Microsoft has revealed its latest weapon in the battle for artificial intelligence supremacy: the Maia 200 chip, a powerhouse accelerator built to handle AI tasks without relying on Nvidia’s expensive hardware. The new chip marks a serious step forward in Microsoft’s plan to control its own destiny in the AI race while keeping costs under control.
Microsoft’s Maia 200 chip represents a bold move to break free from Nvidia’s grip on AI hardware while slashing infrastructure costs.
Built using TSMC’s cutting-edge 3nm process, the Maia 200 packs over 140 billion transistors into a single chip. It delivers more than 10 petaFLOPS in FP4 precision and over 5 petaFLOPS in FP8 precision, which are specialized number formats that make AI calculations faster and more efficient. The chip comes with 216GB of ultra-fast HBM3e memory moving data at 7 TB/s, plus 272MB of on-chip SRAM that keeps information close at hand. This design choice also leverages the balance sheet channel effects that can influence asset valuations in the tech sector.
The performance numbers tell an impressive story. Microsoft claims the Maia 200 delivers three times the FP4 performance of Amazon’s third-generation Trainium and exceeds Google’s seventh-generation TPU in FP8 tasks. More importantly for Microsoft’s bottom line, it offers 30% better performance per dollar than the previous Maia 100, making it the most cost-effective inference accelerator the company has deployed.

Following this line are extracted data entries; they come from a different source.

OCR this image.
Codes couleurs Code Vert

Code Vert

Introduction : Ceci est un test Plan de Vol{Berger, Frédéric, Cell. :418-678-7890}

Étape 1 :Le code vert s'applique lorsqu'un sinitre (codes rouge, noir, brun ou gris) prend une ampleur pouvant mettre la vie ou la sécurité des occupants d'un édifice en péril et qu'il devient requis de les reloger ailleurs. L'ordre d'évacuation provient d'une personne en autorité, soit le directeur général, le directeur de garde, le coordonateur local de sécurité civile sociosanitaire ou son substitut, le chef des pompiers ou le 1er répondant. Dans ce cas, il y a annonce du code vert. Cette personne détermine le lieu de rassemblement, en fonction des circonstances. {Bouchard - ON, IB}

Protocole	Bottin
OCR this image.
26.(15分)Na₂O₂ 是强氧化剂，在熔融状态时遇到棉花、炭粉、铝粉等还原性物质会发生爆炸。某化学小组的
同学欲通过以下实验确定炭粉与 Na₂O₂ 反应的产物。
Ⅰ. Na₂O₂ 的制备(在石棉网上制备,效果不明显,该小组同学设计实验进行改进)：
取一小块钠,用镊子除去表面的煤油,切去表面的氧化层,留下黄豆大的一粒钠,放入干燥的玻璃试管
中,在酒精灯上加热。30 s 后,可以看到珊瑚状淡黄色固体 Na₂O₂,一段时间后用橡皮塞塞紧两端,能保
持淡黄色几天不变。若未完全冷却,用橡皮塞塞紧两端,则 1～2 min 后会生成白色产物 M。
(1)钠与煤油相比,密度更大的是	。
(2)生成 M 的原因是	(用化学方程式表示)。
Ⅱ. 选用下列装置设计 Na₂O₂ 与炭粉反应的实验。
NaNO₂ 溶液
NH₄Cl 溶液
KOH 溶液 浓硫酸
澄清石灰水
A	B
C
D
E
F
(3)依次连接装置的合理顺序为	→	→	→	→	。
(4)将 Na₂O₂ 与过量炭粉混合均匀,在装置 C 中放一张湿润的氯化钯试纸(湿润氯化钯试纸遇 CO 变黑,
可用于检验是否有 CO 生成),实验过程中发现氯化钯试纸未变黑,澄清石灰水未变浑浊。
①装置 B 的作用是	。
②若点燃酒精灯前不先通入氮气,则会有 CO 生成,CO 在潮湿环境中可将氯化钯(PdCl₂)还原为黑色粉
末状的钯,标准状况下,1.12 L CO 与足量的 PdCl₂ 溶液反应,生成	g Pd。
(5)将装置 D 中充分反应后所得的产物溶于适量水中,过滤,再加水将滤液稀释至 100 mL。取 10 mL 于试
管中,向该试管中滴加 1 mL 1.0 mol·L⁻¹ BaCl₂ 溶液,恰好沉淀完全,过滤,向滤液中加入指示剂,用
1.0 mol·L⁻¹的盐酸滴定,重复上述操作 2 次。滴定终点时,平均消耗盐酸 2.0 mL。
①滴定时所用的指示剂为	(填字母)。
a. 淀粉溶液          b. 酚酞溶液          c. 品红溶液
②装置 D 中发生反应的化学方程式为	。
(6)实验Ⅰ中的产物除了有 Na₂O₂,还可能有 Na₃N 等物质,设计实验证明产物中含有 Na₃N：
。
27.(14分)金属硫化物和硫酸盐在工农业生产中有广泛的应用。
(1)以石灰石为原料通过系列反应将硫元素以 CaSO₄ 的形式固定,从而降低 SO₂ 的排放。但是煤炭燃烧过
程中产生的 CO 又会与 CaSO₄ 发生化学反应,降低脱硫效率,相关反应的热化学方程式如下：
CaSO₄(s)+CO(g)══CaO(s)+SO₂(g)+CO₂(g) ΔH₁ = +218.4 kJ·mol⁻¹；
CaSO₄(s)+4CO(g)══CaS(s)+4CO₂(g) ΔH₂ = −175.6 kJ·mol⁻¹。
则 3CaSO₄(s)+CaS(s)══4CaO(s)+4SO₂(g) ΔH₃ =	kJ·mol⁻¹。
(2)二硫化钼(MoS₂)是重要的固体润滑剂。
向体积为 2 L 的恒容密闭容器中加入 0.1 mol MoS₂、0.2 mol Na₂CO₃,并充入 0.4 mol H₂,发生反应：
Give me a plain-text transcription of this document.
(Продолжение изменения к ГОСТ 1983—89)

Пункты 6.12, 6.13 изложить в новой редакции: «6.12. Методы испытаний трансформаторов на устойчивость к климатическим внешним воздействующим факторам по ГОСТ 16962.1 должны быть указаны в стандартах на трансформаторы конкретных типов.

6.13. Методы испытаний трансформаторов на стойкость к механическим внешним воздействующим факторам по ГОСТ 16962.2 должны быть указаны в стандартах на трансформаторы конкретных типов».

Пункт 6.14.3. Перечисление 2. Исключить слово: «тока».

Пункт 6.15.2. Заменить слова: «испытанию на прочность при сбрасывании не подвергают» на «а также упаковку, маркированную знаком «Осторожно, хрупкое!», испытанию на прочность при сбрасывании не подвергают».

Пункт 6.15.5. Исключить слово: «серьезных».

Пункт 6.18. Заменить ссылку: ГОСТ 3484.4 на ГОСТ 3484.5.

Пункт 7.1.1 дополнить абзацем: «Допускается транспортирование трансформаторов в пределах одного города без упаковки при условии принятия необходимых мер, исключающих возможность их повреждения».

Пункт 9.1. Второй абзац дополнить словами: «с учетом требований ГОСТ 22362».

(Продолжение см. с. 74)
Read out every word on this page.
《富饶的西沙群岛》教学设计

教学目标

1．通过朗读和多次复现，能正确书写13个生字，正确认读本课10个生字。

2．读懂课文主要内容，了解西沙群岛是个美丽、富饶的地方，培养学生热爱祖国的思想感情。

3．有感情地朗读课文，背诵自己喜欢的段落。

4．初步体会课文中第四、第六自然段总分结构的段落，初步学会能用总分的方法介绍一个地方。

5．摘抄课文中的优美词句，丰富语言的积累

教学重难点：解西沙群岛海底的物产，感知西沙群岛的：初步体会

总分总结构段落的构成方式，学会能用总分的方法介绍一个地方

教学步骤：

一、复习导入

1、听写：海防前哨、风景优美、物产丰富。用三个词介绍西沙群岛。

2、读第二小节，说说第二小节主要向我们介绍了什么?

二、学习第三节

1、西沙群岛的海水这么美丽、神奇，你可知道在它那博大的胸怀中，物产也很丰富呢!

Microsoft designed the Maia 200 specifically for AI inference, the process where trained models actually answer questions and generate text. The chip handles massive language models like those powering Microsoft Copilot and other Superintelligence operations with room to spare for future models that will be even larger. The company is rolling out the chip first in its US Central datacenter near Des Moines, Iowa, with additional deployment planned for Phoenix.
The chip integrates directly into Microsoft Azure’s cloud infrastructure and can scale to clusters of 6,144 accelerators connected over Ethernet. An integrated network interface provides 2.8 TB/s of bidirectional bandwidth, ensuring data flows smoothly across thousands of chips working together. Microsoft has also launched a preview SDK with PyTorch and Triton support to attract developers and startups to the platform.